Adiponectin can act as an insulin sensitizer, while pro-inflammatory cytokines, such as TNF-α and IL-6, contribute to insulin resistance [
10,
11]. Since treatment with IMD was demonstrated in this study to promote the expression of adiponectin and reduce the expression of TNF-α, it follows that IMD may also have an impact on insulin resistance. There were no significant differences in either plasma insulin concentration or in glucose (
Figure 8) between any of the treatment groups, including between the group receiving just water and the group receiving LPS only. This indicates that the low-grade inflammation induced by LPS may have been insufficient to induce insulin resistance in a mouse model, making it difficult to evaluate the effectiveness of IMD on preventing insulin resistance. A previous clinical trial by Sadakiyo et al. in 30 healthy adult men and women found that the postprandial change in blood glucose levels was significantly decreased at 45 minutes after glucose loading, when 5 g of IMD (2.5%) was added to glucose load, when compared to the substances on their own, but the difference did not reach significance when 10 g (5%) of IMD was administered [
29]. Administration of 9.6 g (4.8%) of IMD in a maltodextrin loading study also resulted in a significantly decreased blood glucose level at 45 minutes relative to maltodextrin administration alone [
29]. This suggests that IMD may have some impact on the glycemic response, although it was not demonstrated in the current study, hence, further research is required to verify this effect.

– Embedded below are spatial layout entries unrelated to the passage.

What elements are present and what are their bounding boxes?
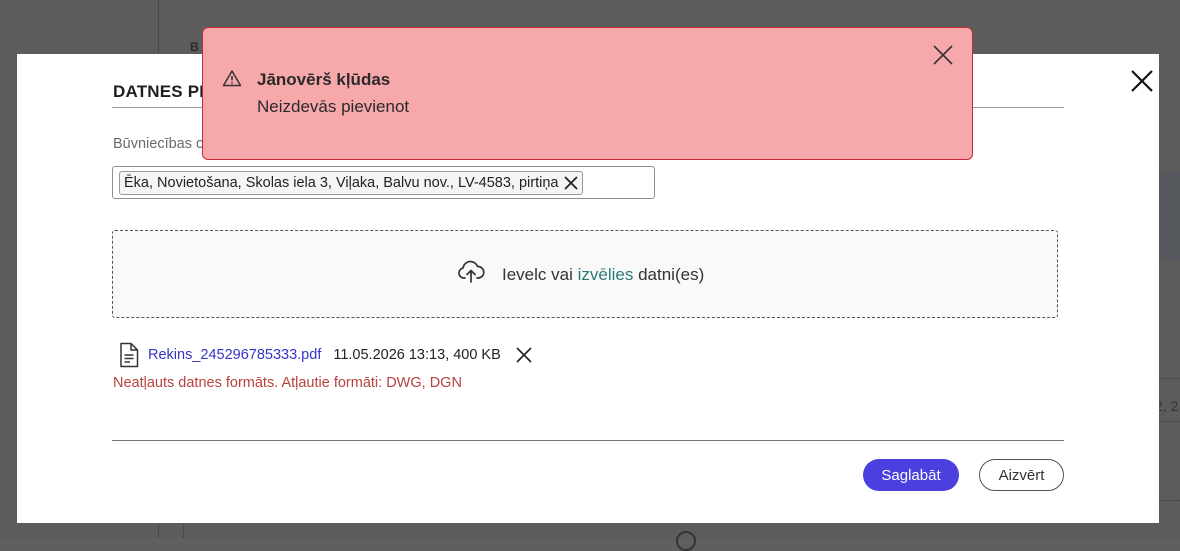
file-dropzone[interactable]: Ievelc vai izvēlies datni(es) [112,230,1058,318]
file-meta: 11.05.2026 13:13, 400 KB [333,347,501,363]
file-format-error: Neatļauts datnes formāts. Atļautie formā… [113,375,462,391]
close-icon[interactable] [1127,66,1157,96]
selected-object-label: Ēka, Novietošana, Skolas iela 3, Viļaka,… [124,175,559,191]
background-dashed-line [183,522,185,538]
dropzone-text-before: Ievelc vai [502,264,573,284]
choose-files-link[interactable]: izvēlies [578,265,634,284]
close-icon[interactable] [932,44,954,66]
dialog-title: DATNES PI [113,82,205,101]
remove-tag-icon[interactable] [563,175,579,191]
toast-title: Jānovērš kļūdas [257,70,391,89]
close-button[interactable]: Aizvērt [979,459,1064,491]
background-row-divider [1159,421,1180,422]
background-header-text: B [190,40,199,54]
construction-object-label: Būvniecības o [113,136,205,152]
dropzone-content: Ievelc vai izvēlies datni(es) [457,260,704,289]
dropzone-text: Ievelc vai izvēlies datni(es) [502,265,704,285]
cloud-upload-icon [457,260,485,289]
background-circle-icon [676,531,696,551]
warning-icon [222,69,242,87]
selected-object-tag: Ēka, Novietošana, Skolas iela 3, Viļaka,… [119,171,584,195]
error-toast: Jānovērš kļūdas Neizdevās pievienot [202,27,973,160]
toast-message: Neizdevās pievienot [257,97,410,116]
file-name-link[interactable]: Rekins_245296785333.pdf [148,347,321,363]
footer-divider [112,440,1064,441]
document-icon [118,342,140,368]
background-highlight-row [1159,172,1180,260]
dropzone-text-after: datni(es) [638,264,705,284]
save-button[interactable]: Saglabāt [863,459,959,491]
uploaded-file-row: Rekins_245296785333.pdf 11.05.2026 13:13… [118,342,533,368]
background-row-divider [1159,378,1180,379]
remove-file-icon[interactable] [515,346,533,364]
background-dashed-line [1159,500,1180,502]
construction-object-input[interactable]: Ēka, Novietošana, Skolas iela 3, Viļaka,… [112,166,655,199]
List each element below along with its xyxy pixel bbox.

There was a significant increase in the relative population of
Bifidobacterium bifidum,
Bacteroides fragilis, and
Lactobacillus casei and a significant decrease in the relative population of
Escherichia coli and
Clostridium difficile in all groups treated with IMD and LPS compared to groups receiving LPS alone in week 16 but not in week 0.
C. difficile and
E. coli are typically harmful to the host, while
Lactobacillus and
Bifidobacterium generally considered to be beneficial and are frequent targets of both probiotic and prebiotic treatment [
53].
Bifidobacterium have also been shown to improve intestinal barrier function [
54,
55]. Furthermore, acetic acid and butyric acid levels were significantly increased in week 16 for mice receiving 2.5% IMD and LPS compared to mice receiving LPS alone. Butyric acid is an important energy source for colonocytes, inhibits the expression of pro-inflammatory mediators, and may inhibit the NF-κB pathway [
56,
57]. It has also been demonstrated that treatment with acetate reduced production of TNF-α by LPS-stimulated neutrophils and IL-6 production by colon organ cultures with DSS-induced inflammation [
58]. Acetate and butyrate have also been shown to dose dependently reduce the activity of NF-κB in TNF-α-stimulated cells [
59]. Therefore, treatment with IMD could exert an anti-inflammatory effect in this manner.

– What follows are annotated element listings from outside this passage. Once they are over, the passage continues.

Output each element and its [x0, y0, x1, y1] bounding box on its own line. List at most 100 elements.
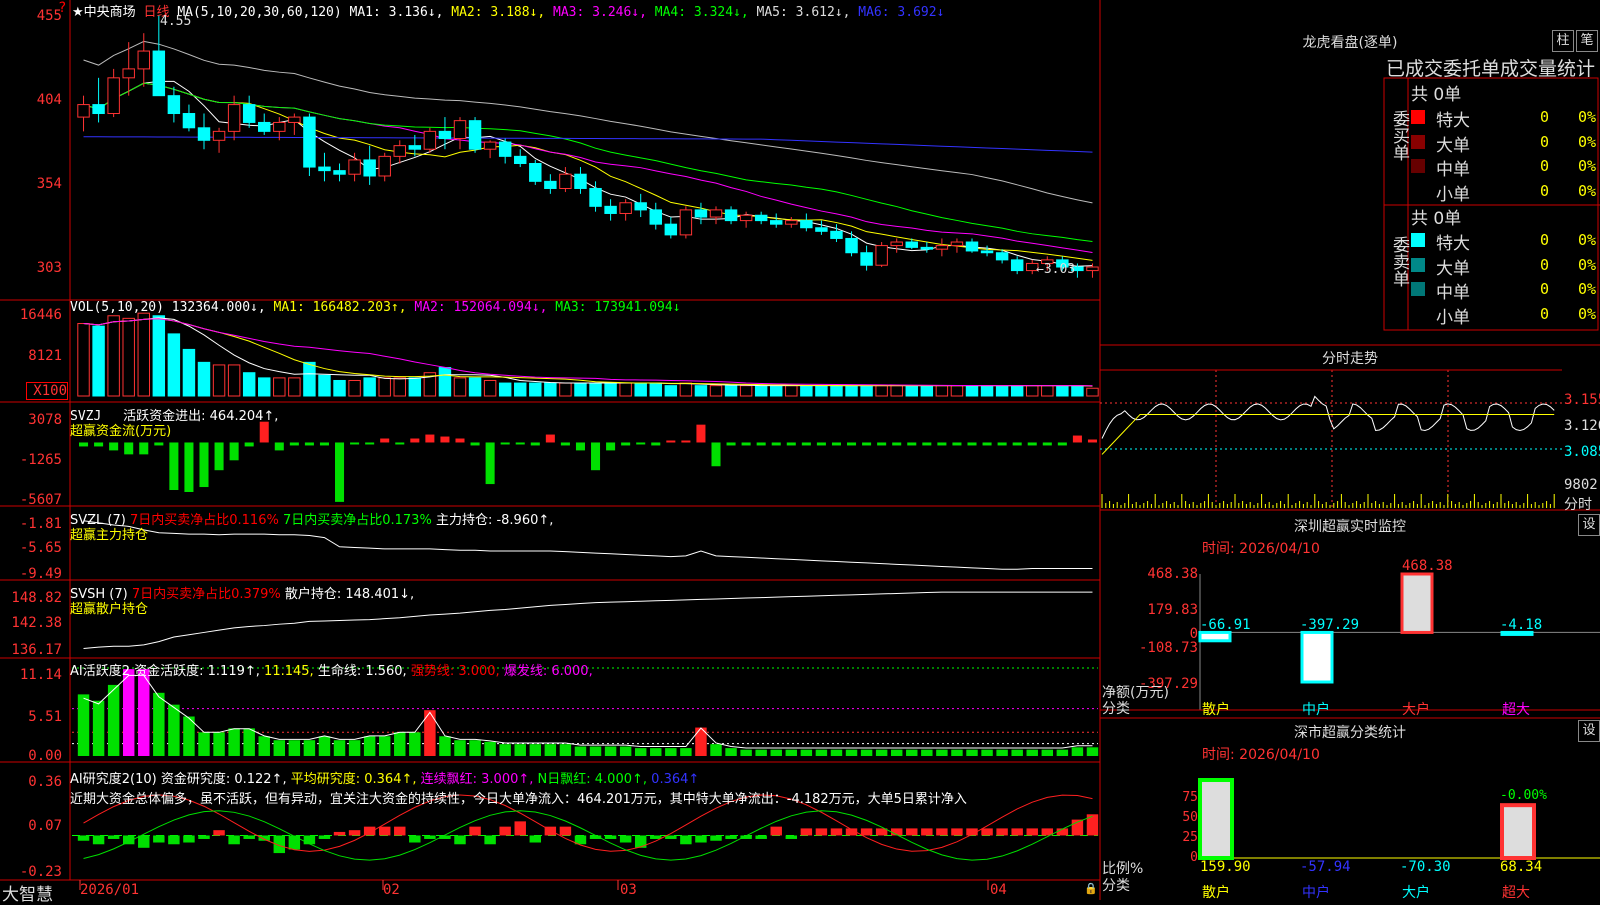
- candle-body: [1086, 266, 1099, 272]
- fund-flow-bar: [515, 442, 525, 445]
- ai2-axis-mid: 0.07: [28, 818, 62, 834]
- activity-bar: [514, 744, 526, 756]
- activity-bar: [650, 748, 662, 756]
- vol-ma3: MA3: 173941.094↓: [555, 300, 681, 315]
- ai2-t2: 平均研究度: 0.364↑,: [290, 772, 417, 787]
- fund-flow-bar: [862, 442, 872, 446]
- vol-ma1: MA1: 166482.203↑,: [273, 300, 407, 315]
- svzj-axis-mid: -1265: [19, 452, 62, 468]
- candle-body: [227, 104, 241, 132]
- fund-flow-bar: [907, 442, 917, 446]
- candle-body: [845, 237, 858, 254]
- activity-bar: [951, 749, 963, 756]
- ai2-header: AI研究度2(10) 资金研究度: 0.122↑, 平均研究度: 0.364↑,…: [70, 768, 699, 787]
- candle-body: [92, 104, 105, 115]
- activity-bar: [1056, 749, 1069, 756]
- ss-left-2: 分类: [1102, 878, 1130, 894]
- research-bar: [514, 821, 526, 836]
- candle-body: [830, 230, 843, 239]
- activity-bar: [936, 749, 948, 756]
- volume-bar: [604, 382, 617, 397]
- fund-flow-bar: [591, 442, 601, 471]
- research-bar: [1011, 828, 1023, 836]
- ss-cat-mid: 中户: [1302, 885, 1330, 901]
- volume-bar: [679, 382, 693, 397]
- sell-row-label-2: 中单: [1436, 283, 1470, 303]
- fund-flow-bar: [169, 442, 179, 491]
- volume-bar: [197, 361, 211, 397]
- ai1-axis-top: 11.14: [19, 667, 62, 683]
- research-bar: [830, 828, 843, 836]
- svzj-axis-bot: -5607: [19, 492, 62, 508]
- buy-row-count-3: 0: [1540, 181, 1550, 200]
- bar-mode-button[interactable]: 柱: [1552, 30, 1574, 52]
- sz-cat-retail: 散户: [1202, 702, 1230, 718]
- sell-row-pct-0: 0%: [1578, 231, 1597, 249]
- activity-bar: [1026, 749, 1038, 756]
- sz-left-2: 分类: [1102, 701, 1130, 717]
- svsh-t2: 散户持仓: 148.401↓,: [284, 587, 415, 602]
- candle-body: [875, 245, 888, 266]
- fund-flow-bar: [831, 442, 841, 446]
- volume-bar: [770, 385, 783, 397]
- ss-settings-button[interactable]: 设: [1578, 720, 1600, 742]
- fund-flow-bar: [319, 442, 329, 446]
- fund-flow-bar: [756, 442, 766, 446]
- research-bar: [409, 835, 421, 843]
- activity-bar: [770, 749, 782, 756]
- fund-flow-bar: [726, 442, 736, 446]
- research-bar: [168, 835, 180, 845]
- candle-body: [438, 130, 452, 140]
- research-bar: [454, 835, 466, 845]
- ai2-label: AI研究度2(10): [70, 772, 157, 787]
- sz-bar: [1400, 572, 1434, 634]
- research-bar: [318, 835, 331, 839]
- activity-bar: [740, 749, 752, 756]
- research-bar: [695, 835, 707, 843]
- candle-body: [483, 141, 497, 150]
- research-bar: [499, 826, 511, 836]
- volume-bar: [830, 385, 843, 397]
- ai2-t3: 连续飘红: 3.000↑,: [420, 772, 534, 787]
- fund-flow-bar: [214, 442, 224, 471]
- activity-bar: [1071, 747, 1084, 756]
- activity-bar: [469, 740, 481, 756]
- ss-axis-1: 75: [1182, 790, 1198, 805]
- activity-bar: [1011, 749, 1023, 756]
- activity-bar: [288, 740, 301, 756]
- activity-bar: [77, 694, 90, 756]
- sell-swatch-0: [1411, 233, 1425, 247]
- fund-flow-bar: [304, 442, 314, 446]
- chart-canvas: [0, 0, 1600, 900]
- research-bar: [800, 828, 813, 836]
- fund-flow-bar: [199, 442, 209, 488]
- ss-axis-4: 0: [1190, 850, 1198, 865]
- sz-val-mid: -397.29: [1300, 617, 1360, 633]
- tick-mode-button[interactable]: 笔: [1576, 30, 1598, 52]
- research-bar: [107, 835, 120, 839]
- buy-row-label-2: 中单: [1436, 160, 1470, 180]
- volume-bar: [995, 385, 1009, 397]
- volume-bar: [273, 377, 286, 397]
- volume-bar: [333, 379, 346, 397]
- research-bar: [228, 835, 240, 845]
- sz-settings-button[interactable]: 设: [1578, 514, 1600, 536]
- activity-bar: [258, 736, 270, 756]
- activity-bar: [815, 749, 828, 756]
- fund-flow-bar: [395, 442, 405, 445]
- date-tick-jan: 2026/01: [80, 882, 140, 898]
- research-bar: [1026, 828, 1038, 836]
- buy-row-label-1: 大单: [1436, 135, 1470, 156]
- fund-flow-bar: [847, 442, 857, 446]
- sz-cat-mid: 中户: [1302, 702, 1330, 718]
- ai1-t5: 爆发线: 6.000,: [503, 664, 593, 679]
- fund-flow-bar: [937, 442, 947, 446]
- activity-bar: [559, 744, 572, 756]
- candle-body: [800, 220, 813, 229]
- volume-bar: [845, 385, 858, 397]
- ss-axis-3: 25: [1182, 830, 1198, 845]
- research-bar: [198, 835, 210, 839]
- candle-body: [770, 220, 783, 225]
- lock-icon[interactable]: 🔒: [1084, 882, 1098, 895]
- activity-bar: [454, 740, 466, 756]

Further studies on bioaccessibility and bioavailability of IMD should be considered in connection to anti-inflammatory activity of IMD and prevention of metabolic disorders. IMD consists of low molecular alpha-glucan (average molecular weight is about 3500) which is resistant to GI digestive system. Although it is partially digested into glucose, mostly, it is considered to remain in the colon, which is a typical prebiotic characterization. It is considered that IMD is not absorbed from the intestines, but could modulate microbiota and exhibits an anti-inflammatory activity in the gut.